20. In the course of written submissions, the appellant submitted “it cannot seriously be suggested that the appellant’s silence means that the presence of his DNA or fingerprints, on items themselves utterly innocent and unexceptional, within his parents’ home, becomes evidence consistent only with guilt. He categorises the evidence as “skimpy”.

21. The prosecution says that this submission is divorced from reality and ignores the fact that what was being categorised as utterly innocent and unexceptional involved DNA on gloves retrieved among a panoply of explosives and related paraphernalia.

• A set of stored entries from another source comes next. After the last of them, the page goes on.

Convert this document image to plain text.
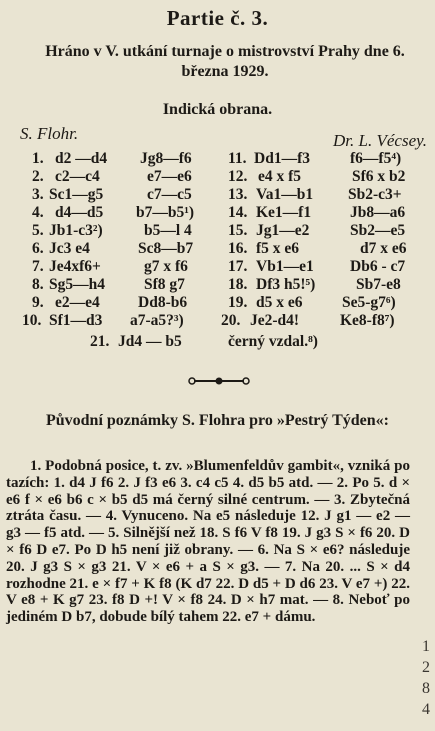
Partie č. 3.
Hráno v V. utkání turnaje o mistrovství Prahy dne 6. března 1929.
Indická obrana.
S. Flohr.	Dr. L. Vécsey.
1. d2 —d4 Jg8—f6
2. c2—c4	e7—e6
3. Sc1—g5	c7—c5
4. d4—d5 b7—b5¹)
5. Jb1-c3²)	b5—l 4
6. Jc3 e4	Sc8—b7
7. Je4xf6+	g7 x f6
8. Sg5—h4	Sf8 g7
9. e2—e4 Dd8-b6
10. Sf1—d3 a7-a5?³)
11. Dd1—f3	f6—f5⁴)
12. e4 x f5	Sf6 x b2
13. Va1—b1 Sb2-c3+
14. Ke1—f1	Jb8—a6
15. Jg1—e2	Sb2—e5
16. f5 x e6	d7 x e6
17. Vb1—e1 Db6 - c7
18. Df3 h5!⁵)	Sb7-e8
19. d5 x e6	Se5-g7⁶)
20. Je2-d4!	Ke8-f8⁷)
21. Jd4 — b5	černý vzdal.⁸)
Původní poznámky S. Flohra pro »Pestrý Týden«:
1. Podobná posice, t. zv. »Blumenfeldův gambit«, vzniká po tazích: 1. d4 J f6 2. J f3 e6 3. c4 c5 4. d5 b5 atd. — 2. Po 5. d × e6 f × e6 b6 c × b5 d5 má černý silné centrum. — 3. Zbytečná ztráta času. — 4. Vynuceno. Na e5 následuje 12. J g1 — e2 — g3 — f5 atd. — 5. Silnější než 18. S f6 V f8 19. J g3 S × f6 20. D × f6 D e7. Po D h5 není již obrany. — 6. Na S × e6? následuje 20. J g3 S × g3 21. V × e6 + a S × g3. — 7. Na 20. ... S × d4 rozhodne 21. e × f7 + K f8 (K d7 22. D d5 + D d6 23. V e7 +) 22. V e8 + K g7 23. f8 D +! V × f8 24. D × h7 mat. — 8. Neboť po jediném D b7, dobude bílý tahem 22. e7 + dámu.
1
2
8
4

22. The Court is no doubt that the questions asked were material, is in no doubt that the Gardaí asking the questions were painstaking in ensuring that there was no room for error or misunderstanding or confusion. The Court is in no doubt that the trial court was entitled to conclude that the failure to answer questions supported the prosecution case. The Court does not believe that there was any obligation to specifically reference and reject the suggestion in defence Counsel’s closing speech that perhaps the motivation was to protect others including members of the family. That was simply a theory canvased in a course of a closing speech, it was one for which there was no evidential basis.

23. Overall, the Court’s assessment of the situation here is that the prosecution mounted a particularly powerful case. The Court has not been persuaded to uphold any ground of appeal. Having rejected all grounds of appeal advanced in both the written and oral submissions, as we do, the Court must dismiss the appeal.